Au mois d’octobre 2009, le LHC repartait de plus belle avec de nouveaux faisceaux de protons pour entrainer les premières collisions à basse énergie fin novembre 2009 jusqu’à obtenir des collisions à 2,36 TeV mi-décembre. Après un court arrêt pendant les fêtes de fin d’années, les ingénieurs et les opérateurs du CERN travaillent d’arrache pied pour apprivoiser cette machine unique au monde qui n’est, ne l’oublions pas, une machine dont nous ignorions beaucoup de choses. Toute la machine fonctionne comme prévue et sa prise en main a été beaucoup plus rapide que prévue grâce aux systèmes de contrôle perfectionnés dont le LHC dispose.

Pendant le mois de mars 2010, les opérateurs ont accéléré et stabilisé les deux faisceaux de protons jusqu’à une énergie de 3,5 TeV chacun, ce qui correspond à l’objectif d’exploitation du LHC pour la première partie du programme de recherche jusqu’à fin 2011. Cette énergie de 3,5 TeV par faisceaux signifie qu’il faut faire passer 6000 ampères dans les 27 km d’aimants supraconducteurs du LHC fonctionnant à -271 °C (1,9 degrés au dessus du zéro absolu).

2010-2011 : le LHC fonctionnera à 3,5 TeV

Aujourd’hui, mardi 30 mars 2010, ca y est : les 2 faisceaux à 3,5 TeV sont entrés en collisions. Ces collisions ont donc été réalisées à une énergie de 7 TeV (2*3,5 TeV = 7 TeV) au centre des 4 gigantesques détecteurs situés le parcours du LHC (ATLAS, CMS, ALICE et LHCb).

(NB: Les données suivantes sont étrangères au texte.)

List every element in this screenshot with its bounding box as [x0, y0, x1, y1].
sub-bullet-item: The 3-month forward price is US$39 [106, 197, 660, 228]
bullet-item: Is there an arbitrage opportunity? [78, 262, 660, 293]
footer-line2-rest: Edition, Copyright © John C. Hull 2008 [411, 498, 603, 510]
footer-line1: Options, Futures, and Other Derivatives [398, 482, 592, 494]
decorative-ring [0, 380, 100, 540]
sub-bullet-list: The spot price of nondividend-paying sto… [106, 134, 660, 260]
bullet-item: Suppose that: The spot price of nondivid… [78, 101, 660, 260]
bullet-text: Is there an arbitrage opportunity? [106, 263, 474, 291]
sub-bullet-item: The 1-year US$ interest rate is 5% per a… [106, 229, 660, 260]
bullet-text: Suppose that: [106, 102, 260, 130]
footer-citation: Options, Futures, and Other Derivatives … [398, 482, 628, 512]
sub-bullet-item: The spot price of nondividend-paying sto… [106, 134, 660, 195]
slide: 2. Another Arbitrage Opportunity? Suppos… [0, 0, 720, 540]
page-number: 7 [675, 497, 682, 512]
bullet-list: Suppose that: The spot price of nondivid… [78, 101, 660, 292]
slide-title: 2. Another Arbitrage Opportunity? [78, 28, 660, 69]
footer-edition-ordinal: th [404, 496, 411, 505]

Steve Myers, directeur des accélérateurs et de la technologie au CERN disait il y a quelques jours au sujet de la difficulté technique pour réaliser de telles collisions que « Aligner les faisceaux est en soi déjà un défi: cela revient un peu à lancer des aiguilles à travers l’Atlantique et à les faire entrer en collision à mi-parcours. »Le LHC vient donc d’entrer dans sa première phase d’exploitation pour une durée de 18 à 24 mois. Cette énergie de 3,5 TeV correspond à la moitié de l’énergie nominale du LHC (7 TeV) mais permettra néanmoins de faire des milliards de collisions et de mieux maitriser cette machine tout en exploitant les ressources des détecteurs de particules pour découvrir de nouvelles particules et approfondir nos connaissances.

Et après ?

Après cette première phase d’exploitation, le LHC va être arrêté, sûrement fin 2011, pour une durée d’un an environ de manière à mettre en place systématiquement les nouveaux systèmes de protection des aimants sur toute la machine et réaliser de nombreux ouvrages de maintenance impossible à réaliser lorsque le LHC est en fonctionnement. La suite du programme d’exploitation à 7 TeV par faisceau pourra donc être ensuite assurée en toute sérénité. Le LHC produit des milliards de collisions mais certains évènements sont si rares dans la nature qu’il faudra peut être attendre 10 ans avant de « voir » ce que les physiciens attendent. Aujourd’hui, le LHC est lancé pour de bon et il devrait rester en fonctionnement pendant une vingtaine d’années.